Schichtpläne haben zwar die Möglichkeiten für Auftritte eingeschränkt und mir auch nicht die Chance gegeben, jederzeit an jedem Ort einen Einfall für ein Lied sofort umzusetzen - aber zumindest konnte mir niemand inhaltliche Vorgaben machen - und ich war auch ökonomisch nie in Versuchung oder unter Druck, für eine "kommerzielle Erfolgschance" Lieder zu schreiben, die mir irgendwann hätten peinlich werden können. Mit diesen "Doppelstandbeinen", wobei ich mit dem einen Bein "künstlerisch tänzeln konnte", hab ich mich dann Anfang der 80er in Stuttgart sogar auf das kurzlebige Experiment einer Rockband eingelassen, die meine Lieder knallig arrangiert hat - leider zu laut, so dass ich das Experiment nicht weitergeführt habe.
Mein Berufsleben hab ich konsequent durchgezogen - genauso wie meine "Parallelexistenz" als Künstler mit professionellem Anspruch, aber ohne Erwartungen auf existenzsichernde Einkünfte.

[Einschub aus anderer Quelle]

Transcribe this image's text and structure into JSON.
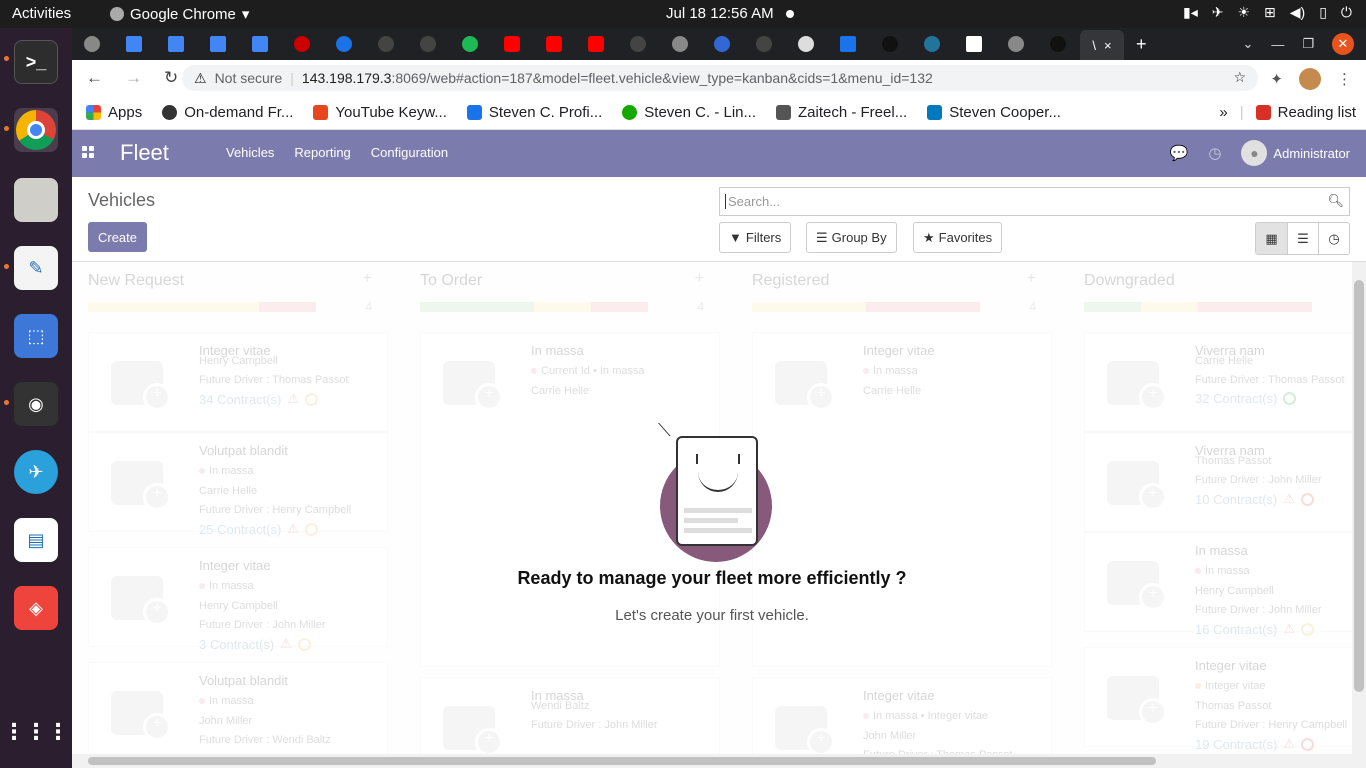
{
  "system": {
    "activities": "Activities",
    "app_name": "Google Chrome",
    "clock": "Jul 18  12:56 AM",
    "tray_icons": [
      "camera-icon",
      "telegram-icon",
      "brightness-icon",
      "network-icon",
      "volume-icon",
      "battery-icon",
      "power-icon"
    ]
  },
  "dock": {
    "items": [
      "terminal",
      "chrome",
      "files",
      "text-editor",
      "screenshot",
      "video",
      "telegram",
      "libreoffice-impress",
      "anydesk",
      "show-apps"
    ]
  },
  "browser": {
    "tab_active_label": "\\",
    "tab_close": "×",
    "new_tab": "+",
    "url_not_secure": "Not secure",
    "url_host": "143.198.179.3",
    "url_path": ":8069/web#action=187&model=fleet.vehicle&view_type=kanban&cids=1&menu_id=132",
    "bookmarks": [
      {
        "label": "Apps",
        "color": "#ea4335"
      },
      {
        "label": "On-demand Fr...",
        "color": "#333333"
      },
      {
        "label": "YouTube Keyw...",
        "color": "#e8471e"
      },
      {
        "label": "Steven C. Profi...",
        "color": "#1a73e8"
      },
      {
        "label": "Steven C. - Lin...",
        "color": "#14a800"
      },
      {
        "label": "Zaitech - Freel...",
        "color": "#555555"
      },
      {
        "label": "Steven Cooper...",
        "color": "#0079bf"
      }
    ],
    "reading_list": "Reading list",
    "more": "»"
  },
  "odoo": {
    "brand": "Fleet",
    "menu": [
      "Vehicles",
      "Reporting",
      "Configuration"
    ],
    "user": "Administrator",
    "breadcrumb": "Vehicles",
    "create_label": "Create",
    "search_placeholder": "Search...",
    "filters_label": "Filters",
    "groupby_label": "Group By",
    "favorites_label": "Favorites"
  },
  "kanban": {
    "columns": [
      {
        "title": "New Request",
        "count": "4",
        "progress": {
          "yellow": 0.75,
          "red": 0.25,
          "green": 0
        }
      },
      {
        "title": "To Order",
        "count": "4",
        "progress": {
          "green": 0.5,
          "yellow": 0.25,
          "red": 0.25
        }
      },
      {
        "title": "Registered",
        "count": "4",
        "progress": {
          "yellow": 0.5,
          "red": 0.5,
          "green": 0
        }
      },
      {
        "title": "Downgraded",
        "count": "",
        "progress": {
          "green": 0.25,
          "yellow": 0.25,
          "red": 0.5
        }
      }
    ],
    "cards": {
      "c0": [
        {
          "title": "Integer vitae",
          "tag": "",
          "driver": "Henry Campbell",
          "future": "Future Driver : Thomas Passot",
          "contracts": "34 Contract(s)"
        },
        {
          "title": "Volutpat blandit",
          "tag": "In massa",
          "driver": "Carrie Helle",
          "future": "Future Driver : Henry Campbell",
          "contracts": "25 Contract(s)"
        },
        {
          "title": "Integer vitae",
          "tag": "In massa",
          "driver": "Henry Campbell",
          "future": "Future Driver : John Miller",
          "contracts": "3 Contract(s)"
        },
        {
          "title": "Volutpat blandit",
          "tag": "In massa",
          "driver": "John Miller",
          "future": "Future Driver : Wendi Baltz",
          "contracts": ""
        }
      ],
      "c1": [
        {
          "title": "In massa",
          "tag": "Current Id • In massa",
          "driver": "Carrie Helle",
          "future": "",
          "contracts": ""
        },
        {
          "title": "In massa",
          "tag": "",
          "driver": "Wendi Baltz",
          "future": "Future Driver : John Miller",
          "contracts": ""
        }
      ],
      "c2": [
        {
          "title": "Integer vitae",
          "tag": "In massa",
          "driver": "Carrie Helle",
          "future": "",
          "contracts": ""
        },
        {
          "title": "Integer vitae",
          "tag": "In massa • Integer vitae",
          "driver": "John Miller",
          "future": "Future Driver : Thomas Passot",
          "contracts": ""
        }
      ],
      "c3": [
        {
          "title": "Viverra nam",
          "tag": "",
          "driver": "Carrie Helle",
          "future": "Future Driver : Thomas Passot",
          "contracts": "32 Contract(s)"
        },
        {
          "title": "Viverra nam",
          "tag": "",
          "driver": "Thomas Passot",
          "future": "Future Driver : John Miller",
          "contracts": "10 Contract(s)"
        },
        {
          "title": "In massa",
          "tag": "In massa",
          "driver": "Henry Campbell",
          "future": "Future Driver : John Miller",
          "contracts": "16 Contract(s)"
        },
        {
          "title": "Integer vitae",
          "tag": "Integer vitae",
          "driver": "Thomas Passot",
          "future": "Future Driver : Henry Campbell",
          "contracts": "19 Contract(s)"
        }
      ]
    }
  },
  "help": {
    "title": "Ready to manage your fleet more efficiently ?",
    "subtitle": "Let's create your first vehicle."
  },
  "colors": {
    "accent": "#7c7bad",
    "green": "#a4d4a8",
    "yellow": "#f6e39b",
    "red": "#eaa3ab"
  }
}
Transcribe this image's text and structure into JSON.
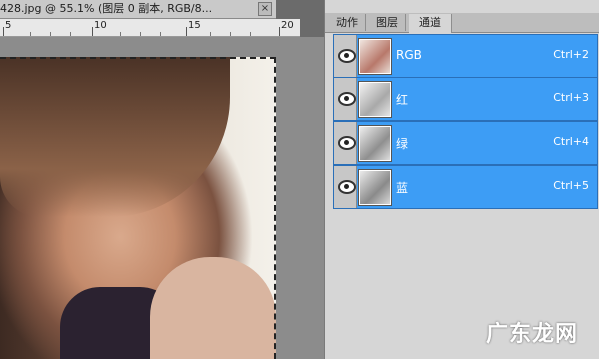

Ich hab es keinen Tag bereut und je länger das "Berufsleben" währte, umso mehr die mir gegebene Möglichkeit der paralellen freiberuflichen Kreativität zu schätzen gelernt, weil sie mir ein Ventil bot, das ich im Hauptberuf nicht zur Verfügung hatte.
Und jetzt als Rentner mach ich nur noch was ich will - als Solist (ohne auf existenzsichernde Gage angewiesen zu sein) und mit einer neuen Band (den "Kanuten"). Und inhaltliche Verschriften macht mir keiner, meine CDs brenn ich selber und singe da, wo ich will. Das ist die künstlerische Freiheit, wie ich sie haben wollte... Insofern gab es mit den Jahren zwar Perspektivwechsel - aber an den Konsequenzen der Weichenstellung, mich ökonomisch nicht auf eine Abhängigkeit von künstlerisch kommerziellem Erfolg einzulassen, hatte ich nie zu knabbern.
Sorry für die Länge - aber Ihr kennt mich ja... bin in der Hinsicht rücksichtlos, nicht zuletzt, weil ich im Hauptberuf zu viele Kompromisse machen musste, wenn es darum ging, mich in Beiträgen kurz zu fassen...
herzlich
Gerd
Dieser Beitrag enthält 943 Wörter


Damit was geschieht, muss zunächst was passiern.
Muss man, eh sich was ändert, denn erst was verliern?
Eh man sich erholt, bleibt keine Zeit auszuruhn,
denn eh sich was tut, muss man selber was tun.